Vocational education and training is hard to manage within economic cycles.

OCCASIONAL followers of the debate around apprenticeships and training may be forgiven for wondering if they have blundered into some vocational version of Bill Murray’s hit film Groundhog Day.

Despite years of reform, both major and tinkering at the margins, the issues remain the same.

The states can’t seem to agree on uniformity, the market is always mismatched with levels of graduates, and many courses simply miss the mark when it comes to what industry actually wants.

Part of what seems like an issues loop is the nature of this field.

By definition, training and apprenticeships are preparing those undertaking such courses for the future. But the future is, invariably, difficult to predict.

And the more vital the skills are to the economy, the longer they take to learn, meaning the lead times are often so great the conditions on the ground at completion barely reflect the situation when the cohort in question started.

All types of tertiary education face the same problem, although many professional areas have been successful in restricting student numbers; this has resulted in a more uniform and manageable flow of graduates from the perspective of those already working in the industry, but not necessarily a fair result when it comes to the impact on the economy, which means the rest of us.

Not all professionals have been able to artificially constrain their industry in this way, however. Engineers, for instance, have been churned out in big numbers but, lately, graduates have found jobs hard to come by.

Added to this, apprenticeships and training come with additional levels of political baggage. An engineering degree may still prove useful in times of economic uncertainty and its graduates have many other employment alternatives, but vocational training is often seen as the one and only option for many in the community; in some cases it is just one step from the dole queue.

Fixing this will take a lot more than goodwill.

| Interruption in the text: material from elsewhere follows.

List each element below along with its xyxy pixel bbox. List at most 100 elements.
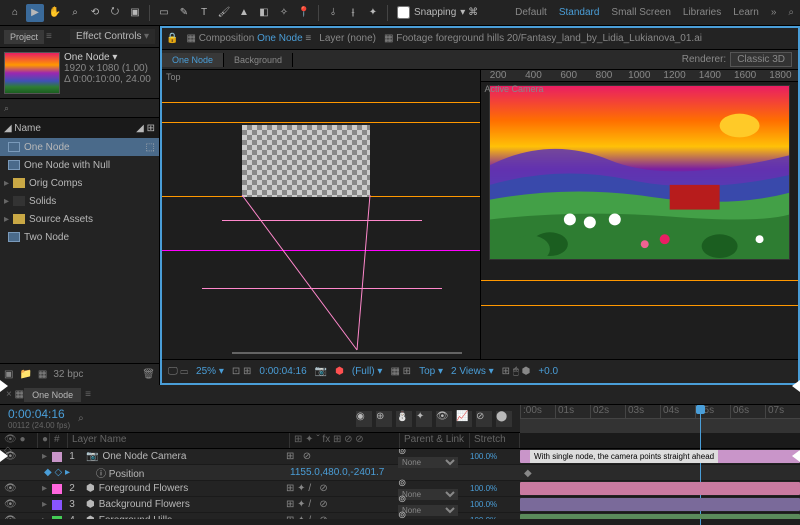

Treasuries in governments around Australia have proved just how difficult it is to accurately predict commodity prices (or many other vital elements of the economy) just six months in advance.

Asking the government, via bureaucrats or consultants, to forecast trainee or apprentice needs four years out is really just an adult version of pin the tail on the donkey. It’s random, lacks scientific rigour, and someone is bound to get hurt.

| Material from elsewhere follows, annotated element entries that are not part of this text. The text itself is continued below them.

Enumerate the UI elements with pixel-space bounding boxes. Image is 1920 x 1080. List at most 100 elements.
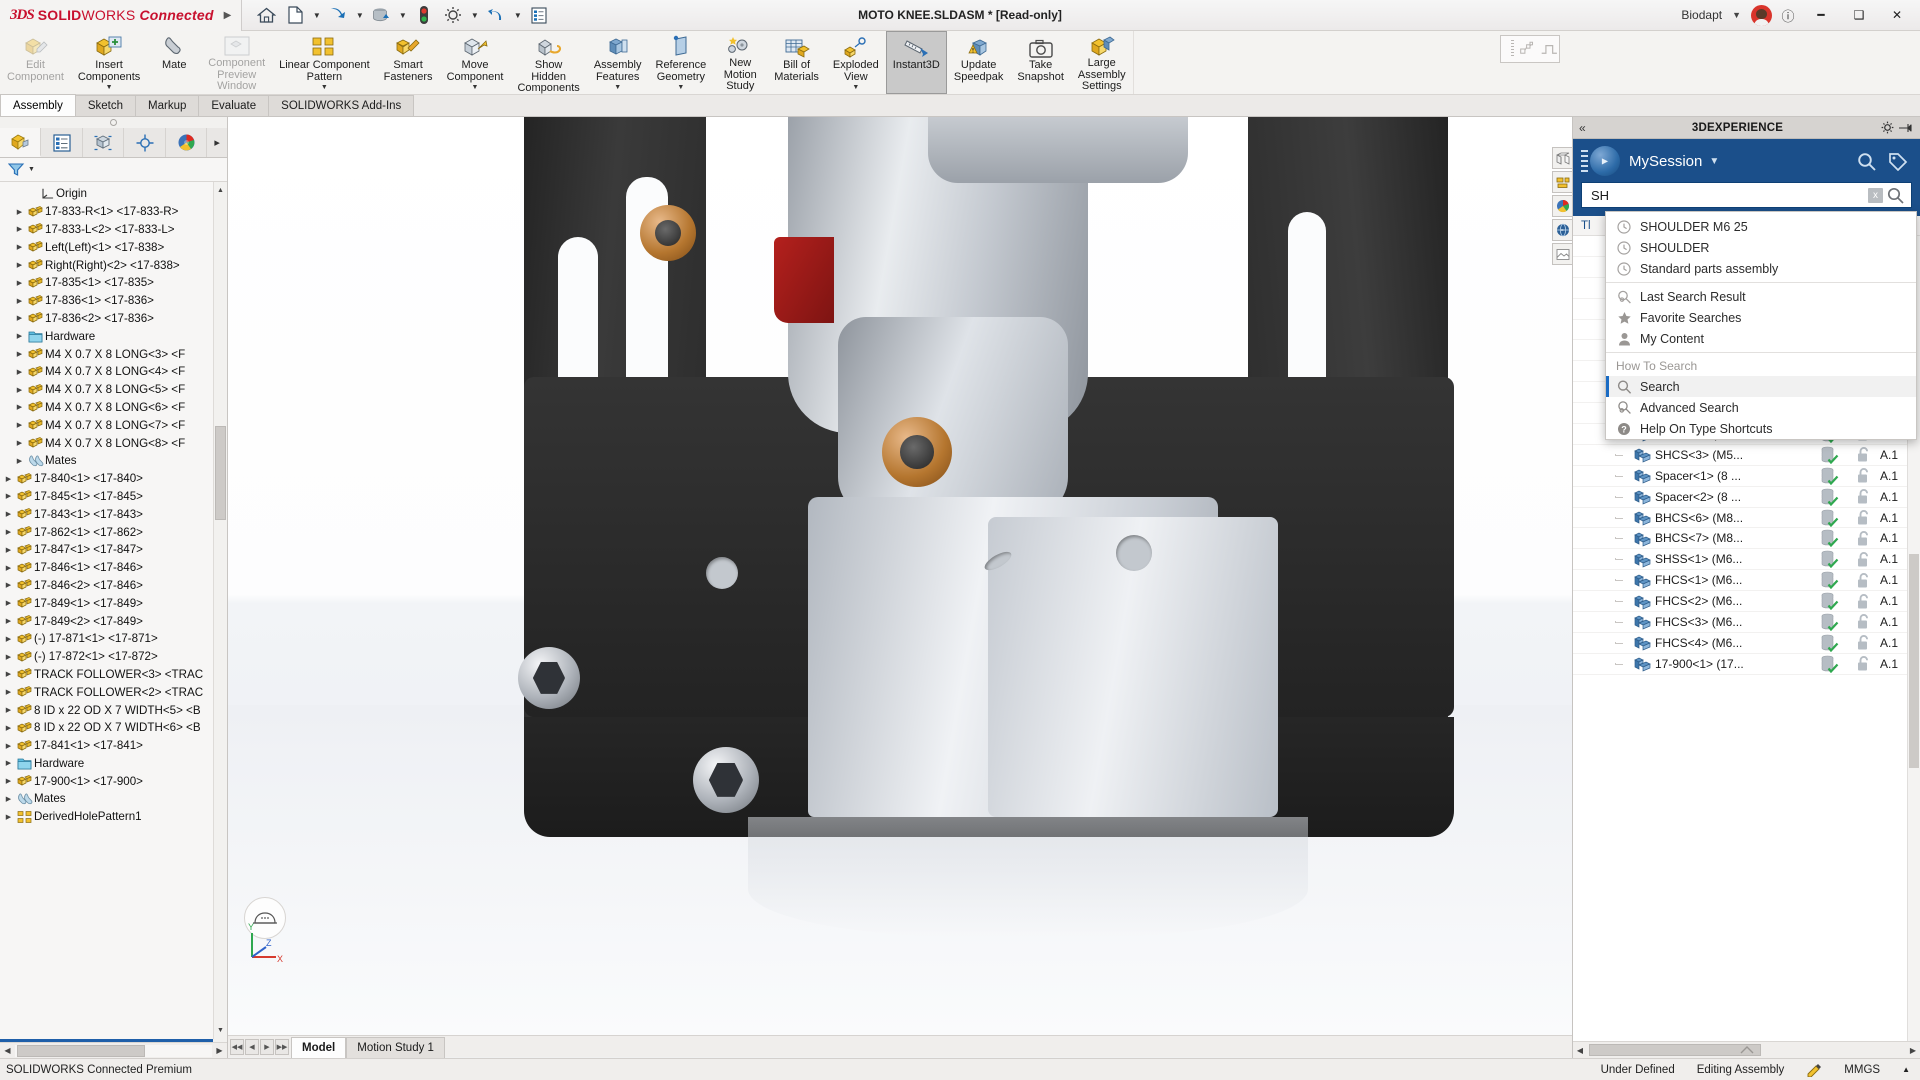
- feature-tree-item[interactable]: ▶ 17-846<1> <17-846>: [0, 559, 227, 577]
- panel-splitter-handle[interactable]: [0, 117, 227, 128]
- feature-tree-scrollbar[interactable]: ▲ ▼: [213, 182, 227, 1039]
- view-settings-tab[interactable]: [1552, 243, 1572, 265]
- brand-expand-chevron-icon[interactable]: ▶: [224, 10, 232, 21]
- feature-tree-item[interactable]: ▶ 17-900<1> <17-900>: [0, 772, 227, 790]
- feature-tree-item[interactable]: ▶ 17-846<2> <17-846>: [0, 577, 227, 595]
- tree-expand-arrow-icon[interactable]: ▶: [13, 243, 26, 251]
- tree-expand-arrow-icon[interactable]: ▶: [13, 386, 26, 394]
- feature-tree-scroll-thumb[interactable]: [215, 426, 226, 520]
- view-orientation-tab[interactable]: [1552, 147, 1572, 169]
- 3dexperience-tree-row[interactable]: FHCS<2> (M6... A.1: [1573, 591, 1920, 613]
- ribbon-button-bill-of-materials[interactable]: Bill of Materials: [767, 31, 826, 94]
- tree-expand-arrow-icon[interactable]: ▶: [2, 706, 15, 714]
- tree-expand-arrow-icon[interactable]: ▶: [2, 688, 15, 696]
- feature-tree-item[interactable]: ▶ M4 X 0.7 X 8 LONG<4> <F: [0, 363, 227, 381]
- filter-dropdown-icon[interactable]: ▼: [28, 166, 35, 173]
- feature-tree-item[interactable]: ▶ 8 ID x 22 OD X 7 WIDTH<6> <B: [0, 719, 227, 737]
- rp-hscroll-right-icon[interactable]: ▶: [1906, 1046, 1920, 1055]
- ribbon-button-dropdown-icon[interactable]: ▼: [677, 84, 684, 91]
- tree-expand-arrow-icon[interactable]: ▶: [13, 368, 26, 376]
- tree-expand-arrow-icon[interactable]: ▶: [2, 813, 15, 821]
- suggestion-item[interactable]: My Content: [1606, 328, 1916, 349]
- suggestion-item[interactable]: Search: [1606, 376, 1916, 397]
- tab-sketch[interactable]: Sketch: [74, 95, 137, 116]
- tree-expand-arrow-icon[interactable]: ▶: [2, 599, 15, 607]
- 3dexperience-tree-row[interactable]: SHSS<1> (M6... A.1: [1573, 549, 1920, 571]
- tree-expand-arrow-icon[interactable]: ▶: [13, 350, 26, 358]
- ribbon-button-large-assembly-settings[interactable]: Large Assembly Settings: [1071, 31, 1133, 94]
- filter-funnel-icon[interactable]: [8, 162, 25, 177]
- tree-expand-arrow-icon[interactable]: ▶: [13, 279, 26, 287]
- feature-tree[interactable]: ▲ ▼ Origin ▶ 17-833-R<1> <17-833-R> ▶ 17-833…: [0, 182, 227, 1039]
- suggestion-item[interactable]: Last Search Result: [1606, 286, 1916, 307]
- user-account-label[interactable]: Biodapt: [1681, 8, 1722, 22]
- tree-expand-arrow-icon[interactable]: ▶: [2, 742, 15, 750]
- feature-tree-item[interactable]: ▶ TRACK FOLLOWER<2> <TRAC: [0, 683, 227, 701]
- feature-tree-item[interactable]: ▶ (-) 17-871<1> <17-871>: [0, 630, 227, 648]
- tree-expand-arrow-icon[interactable]: ▶: [13, 421, 26, 429]
- tab-prev-icon[interactable]: ◀: [245, 1038, 259, 1055]
- feature-tree-item[interactable]: ▶ 17-836<1> <17-836>: [0, 292, 227, 310]
- 3dexperience-tree-row[interactable]: Spacer<1> (8 ... A.1: [1573, 466, 1920, 487]
- tree-expand-arrow-icon[interactable]: ▶: [2, 528, 15, 536]
- unlocked-icon[interactable]: [1846, 572, 1880, 589]
- configuration-manager-tab[interactable]: [83, 128, 125, 157]
- submit-search-icon[interactable]: [1883, 187, 1907, 204]
- unlocked-icon[interactable]: [1846, 509, 1880, 526]
- tree-expand-arrow-icon[interactable]: ▶: [2, 724, 15, 732]
- undo-icon[interactable]: [482, 2, 510, 28]
- unlocked-icon[interactable]: [1846, 551, 1880, 568]
- unlocked-icon[interactable]: [1846, 634, 1880, 651]
- tab-next-icon[interactable]: ▶: [260, 1038, 274, 1055]
- 3dexperience-tree-row[interactable]: Spacer<2> (8 ... A.1: [1573, 487, 1920, 508]
- feature-tree-item[interactable]: Origin: [0, 185, 227, 203]
- feature-tree-item[interactable]: ▶ Mates: [0, 790, 227, 808]
- database-dropdown-icon[interactable]: ▼: [396, 2, 409, 28]
- units-label[interactable]: MMGS: [1844, 1064, 1880, 1076]
- ribbon-button-new-motion-study[interactable]: New Motion Study: [713, 31, 767, 94]
- ribbon-button-insert-components[interactable]: Insert Components ▼: [71, 31, 147, 94]
- feature-tree-item[interactable]: ▶ 17-849<1> <17-849>: [0, 594, 227, 612]
- save-to-3dexperience-icon[interactable]: [324, 2, 352, 28]
- 3dexperience-tree-hscrollbar[interactable]: ◀ ▶: [1573, 1041, 1920, 1058]
- feature-tree-item[interactable]: ▶ 17-843<1> <17-843>: [0, 505, 227, 523]
- exploded-view-small-icon[interactable]: [1519, 40, 1536, 58]
- feature-tree-item[interactable]: ▶ 17-862<1> <17-862>: [0, 523, 227, 541]
- feature-tree-item[interactable]: ▶ M4 X 0.7 X 8 LONG<3> <F: [0, 345, 227, 363]
- feature-tree-item[interactable]: ▶ 17-847<1> <17-847>: [0, 541, 227, 559]
- bottom-tab-motion-study-1[interactable]: Motion Study 1: [346, 1036, 445, 1058]
- minimize-button[interactable]: ━: [1804, 1, 1838, 30]
- panel-search-icon[interactable]: [1857, 152, 1876, 171]
- property-manager-tab[interactable]: [41, 128, 83, 157]
- feature-tree-item[interactable]: ▶ M4 X 0.7 X 8 LONG<8> <F: [0, 434, 227, 452]
- hscroll-track[interactable]: [15, 1044, 212, 1057]
- tree-expand-arrow-icon[interactable]: ▶: [13, 297, 26, 305]
- options-gear-icon[interactable]: [439, 2, 467, 28]
- tab-evaluate[interactable]: Evaluate: [198, 95, 270, 116]
- ribbon-button-dropdown-icon[interactable]: ▼: [852, 84, 859, 91]
- ribbon-button-linear-component-pattern[interactable]: Linear Component Pattern ▼: [272, 31, 377, 94]
- restore-button[interactable]: ❑: [1842, 1, 1876, 30]
- suggestion-item[interactable]: ? Help On Type Shortcuts: [1606, 418, 1916, 439]
- feature-tree-item[interactable]: ▶ Left(Left)<1> <17-838>: [0, 238, 227, 256]
- feature-tree-item[interactable]: ▶ 17-840<1> <17-840>: [0, 470, 227, 488]
- tree-expand-arrow-icon[interactable]: ▶: [13, 225, 26, 233]
- tree-expand-arrow-icon[interactable]: ▶: [2, 777, 15, 785]
- units-dropdown-icon[interactable]: ▲: [1902, 1065, 1910, 1074]
- rp-hscroll-thumb[interactable]: [1589, 1044, 1761, 1056]
- feature-tree-item[interactable]: ▶ Hardware: [0, 755, 227, 773]
- rp-hscroll-left-icon[interactable]: ◀: [1573, 1046, 1587, 1055]
- feature-tree-item[interactable]: ▶ (-) 17-872<1> <17-872>: [0, 648, 227, 666]
- collapse-panel-icon[interactable]: «: [1579, 121, 1597, 135]
- dimxpert-manager-tab[interactable]: [124, 128, 166, 157]
- unlocked-icon[interactable]: [1846, 593, 1880, 610]
- hscroll-right-icon[interactable]: ▶: [212, 1046, 227, 1055]
- feature-tree-item[interactable]: ▶ 8 ID x 22 OD X 7 WIDTH<5> <B: [0, 701, 227, 719]
- feature-tree-item[interactable]: ▶ 17-833-L<2> <17-833-L>: [0, 221, 227, 239]
- suggestion-item[interactable]: Favorite Searches: [1606, 307, 1916, 328]
- ribbon-button-dropdown-icon[interactable]: ▼: [472, 84, 479, 91]
- suggestion-item[interactable]: Standard parts assembly: [1606, 258, 1916, 279]
- ribbon-button-dropdown-icon[interactable]: ▼: [106, 84, 113, 91]
- tree-expand-arrow-icon[interactable]: ▶: [13, 261, 26, 269]
- tab-first-icon[interactable]: ◀◀: [230, 1038, 244, 1055]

The cohort being punished this year includes those who were encouraged to take up apprenticeships when industry was still crying out for skills. Now those same businesses are sacking people.

Plaudits must go to Liza Harvey, the relevant state minister, who is the latest to roll up her sleeves and take genuine interest in solving the problem. Only time will tell if the system’s preference for glacial change will grind down her apprentice-like enthusiasm for the task.

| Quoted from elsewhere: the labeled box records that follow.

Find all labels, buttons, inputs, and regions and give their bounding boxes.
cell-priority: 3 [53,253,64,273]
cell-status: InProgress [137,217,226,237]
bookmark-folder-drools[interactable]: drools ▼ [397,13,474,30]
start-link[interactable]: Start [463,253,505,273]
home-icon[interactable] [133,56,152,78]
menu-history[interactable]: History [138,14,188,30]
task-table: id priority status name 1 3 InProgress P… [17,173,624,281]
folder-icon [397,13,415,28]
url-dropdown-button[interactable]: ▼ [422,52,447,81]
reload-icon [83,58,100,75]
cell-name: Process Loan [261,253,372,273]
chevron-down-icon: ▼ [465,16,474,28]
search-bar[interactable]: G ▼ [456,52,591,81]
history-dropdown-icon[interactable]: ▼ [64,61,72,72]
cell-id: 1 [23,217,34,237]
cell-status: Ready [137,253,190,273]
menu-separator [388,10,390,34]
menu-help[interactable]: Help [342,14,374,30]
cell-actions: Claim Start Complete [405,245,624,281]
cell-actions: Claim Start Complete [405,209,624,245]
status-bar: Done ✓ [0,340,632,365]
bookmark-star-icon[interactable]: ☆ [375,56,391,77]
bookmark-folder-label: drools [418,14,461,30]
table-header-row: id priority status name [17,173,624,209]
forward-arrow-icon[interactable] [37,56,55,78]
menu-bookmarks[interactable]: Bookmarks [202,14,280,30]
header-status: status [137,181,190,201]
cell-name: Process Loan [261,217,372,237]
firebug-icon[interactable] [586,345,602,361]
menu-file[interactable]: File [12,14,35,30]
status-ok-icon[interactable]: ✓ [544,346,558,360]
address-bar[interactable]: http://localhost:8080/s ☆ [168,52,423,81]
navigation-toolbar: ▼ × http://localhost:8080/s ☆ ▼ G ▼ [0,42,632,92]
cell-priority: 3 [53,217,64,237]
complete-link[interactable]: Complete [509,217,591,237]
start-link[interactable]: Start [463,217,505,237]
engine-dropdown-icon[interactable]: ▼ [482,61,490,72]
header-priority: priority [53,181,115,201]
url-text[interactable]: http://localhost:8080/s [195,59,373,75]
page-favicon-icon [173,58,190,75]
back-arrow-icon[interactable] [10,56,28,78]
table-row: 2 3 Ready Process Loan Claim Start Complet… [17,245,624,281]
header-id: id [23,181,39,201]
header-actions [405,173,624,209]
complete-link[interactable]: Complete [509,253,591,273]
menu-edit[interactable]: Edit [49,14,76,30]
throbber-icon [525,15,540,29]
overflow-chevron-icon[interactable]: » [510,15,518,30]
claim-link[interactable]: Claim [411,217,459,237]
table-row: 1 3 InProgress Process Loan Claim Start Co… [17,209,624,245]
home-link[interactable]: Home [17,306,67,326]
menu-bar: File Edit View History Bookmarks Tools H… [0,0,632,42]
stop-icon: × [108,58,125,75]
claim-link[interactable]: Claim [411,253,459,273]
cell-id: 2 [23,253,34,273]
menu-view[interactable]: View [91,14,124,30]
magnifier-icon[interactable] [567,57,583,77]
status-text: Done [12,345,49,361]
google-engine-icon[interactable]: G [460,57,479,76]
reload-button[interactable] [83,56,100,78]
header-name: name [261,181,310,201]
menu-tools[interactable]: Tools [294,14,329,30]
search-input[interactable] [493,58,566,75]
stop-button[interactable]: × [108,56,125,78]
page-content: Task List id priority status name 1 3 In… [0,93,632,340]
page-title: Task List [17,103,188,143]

There are, of course, alternatives, which come with their own baggage.

As a society we could train uniformly big numbers of people and the state could guarantee their employment. This would ensure supply was available when demand rose, but it would also come with risks of being seen as a handout.

We have seen before what happens when a whole class of people relies on the government for their pay cheques – lobbying skills improve and standards invariably slip.

Alternatively, we could train a uniformly small number of people and allow immigration to cover the gap when demand rose. That comes with policy nightmares of its own.

Or we could just leave it to the market to work it out – ever so slowly.